The Ethnographic Museum in Wrocław, the only one of its kind in Lower Silesia, aims at providing a complete ethnographic documentation of the region, its description and acknowledgement of its cultural changeability. The uniqueness of the Museum stems from its localization in the multicultural trans-border region, which after the Second World War was subject to a particular social process of the almost complete replacement of the existing population as decided at the conferences in Yalta and Potsdam.
The collection of 20 thousand artefacts documenting life of rural Lower Silesia during the past 300 years reflects the culture of both its previous inhabitants and the post-war arrivals, and is an excellent source for historical and cultural research, especially on the perceptions of the migrating populations and their vision of life outside their familiar territory.
Rescuing many objects from the historical collections of Lower Silesia dispersed after the war and adding those remaining in situ has led to the excellent present-day display of painted furniture, paintings on glass, sculpture, figurative beehives, gingerbread moulds and regional bonnets. The research conducted at the same time recorded the regional and ethnic diversification of the post-war settlement, observing and analyzing the processes of adaptation into the new cultural habitat. At the same time the museum collection and documentation preserve also the culture of communities either absent from other Polish museums or sparsely represented in just a few of them.
The newly created permanent exhibition of the Ethnographic Museum, housed in the first-floor rooms, is heralded by the main entrance next to the ex-ballroom on the ground floor, by a set of figurative beehives Apostles from Dworek near Lwówek Śląski.
All the 13 figures, one partially preserved, are excellent examples of monumental folk sculpture, the seven on the ground floor: Archdeacon (Aaron), Simeon with Baby Jesus, Apostle (St Peter), Apostle (St Paul?), Newlyweds, Nunn (St Kinga?), Moses, and the other three on the first floor: Guardsman and two Matrons.

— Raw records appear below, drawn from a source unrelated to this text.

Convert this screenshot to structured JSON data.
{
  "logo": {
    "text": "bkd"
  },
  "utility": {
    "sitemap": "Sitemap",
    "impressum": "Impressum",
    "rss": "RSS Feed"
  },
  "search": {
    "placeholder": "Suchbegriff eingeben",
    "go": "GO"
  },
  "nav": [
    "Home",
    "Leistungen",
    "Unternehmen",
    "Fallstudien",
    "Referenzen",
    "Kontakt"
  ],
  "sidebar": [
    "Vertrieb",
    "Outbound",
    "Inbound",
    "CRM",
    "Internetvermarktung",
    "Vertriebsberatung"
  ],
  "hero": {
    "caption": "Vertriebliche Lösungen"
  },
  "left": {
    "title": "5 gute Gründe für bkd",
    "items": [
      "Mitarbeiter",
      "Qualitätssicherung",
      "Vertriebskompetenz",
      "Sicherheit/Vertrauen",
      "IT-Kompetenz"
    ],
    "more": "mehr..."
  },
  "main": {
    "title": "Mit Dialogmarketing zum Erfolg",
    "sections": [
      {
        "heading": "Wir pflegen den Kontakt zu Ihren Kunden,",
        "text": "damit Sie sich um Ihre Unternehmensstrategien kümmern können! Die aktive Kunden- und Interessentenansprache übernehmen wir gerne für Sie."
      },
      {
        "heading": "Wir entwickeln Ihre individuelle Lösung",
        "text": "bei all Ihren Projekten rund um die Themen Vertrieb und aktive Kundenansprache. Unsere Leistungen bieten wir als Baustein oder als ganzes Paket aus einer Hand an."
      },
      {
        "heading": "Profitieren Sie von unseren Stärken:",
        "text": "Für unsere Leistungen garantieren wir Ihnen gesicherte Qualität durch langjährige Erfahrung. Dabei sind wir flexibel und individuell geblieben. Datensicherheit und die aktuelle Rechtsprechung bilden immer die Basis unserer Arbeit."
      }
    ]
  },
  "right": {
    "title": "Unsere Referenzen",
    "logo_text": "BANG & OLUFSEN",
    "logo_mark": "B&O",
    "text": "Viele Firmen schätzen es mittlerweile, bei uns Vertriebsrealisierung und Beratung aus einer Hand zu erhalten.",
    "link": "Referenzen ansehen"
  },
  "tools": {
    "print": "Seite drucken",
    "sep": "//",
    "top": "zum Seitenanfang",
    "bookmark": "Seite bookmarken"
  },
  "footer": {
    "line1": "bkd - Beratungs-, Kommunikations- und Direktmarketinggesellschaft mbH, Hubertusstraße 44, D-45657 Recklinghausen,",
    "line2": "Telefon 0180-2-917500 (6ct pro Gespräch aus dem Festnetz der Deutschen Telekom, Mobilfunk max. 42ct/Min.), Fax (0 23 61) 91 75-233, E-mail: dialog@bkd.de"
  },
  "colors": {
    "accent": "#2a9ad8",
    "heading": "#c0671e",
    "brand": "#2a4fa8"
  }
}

Figurative beehives existed before the Second World War in many localities in Lower Silesia, yet the set belonging to the family of a well-known local bee-keeper Gottfried Überschaer (1750–1830) was considered particularly interesting and featured in many, even foreign, publications as a tourist attraction.
Its fame spread beyond Silesia, and was further augmented after surviving the fighting around Dworek in 1813. During the three days of French occupation of the village (some sources blamed the destruction on Prussian, French or Russian forces) 25 to 50 ‘skep’ beehives were burnt, others looted or damaged, while the set of Apostles remained unscathed.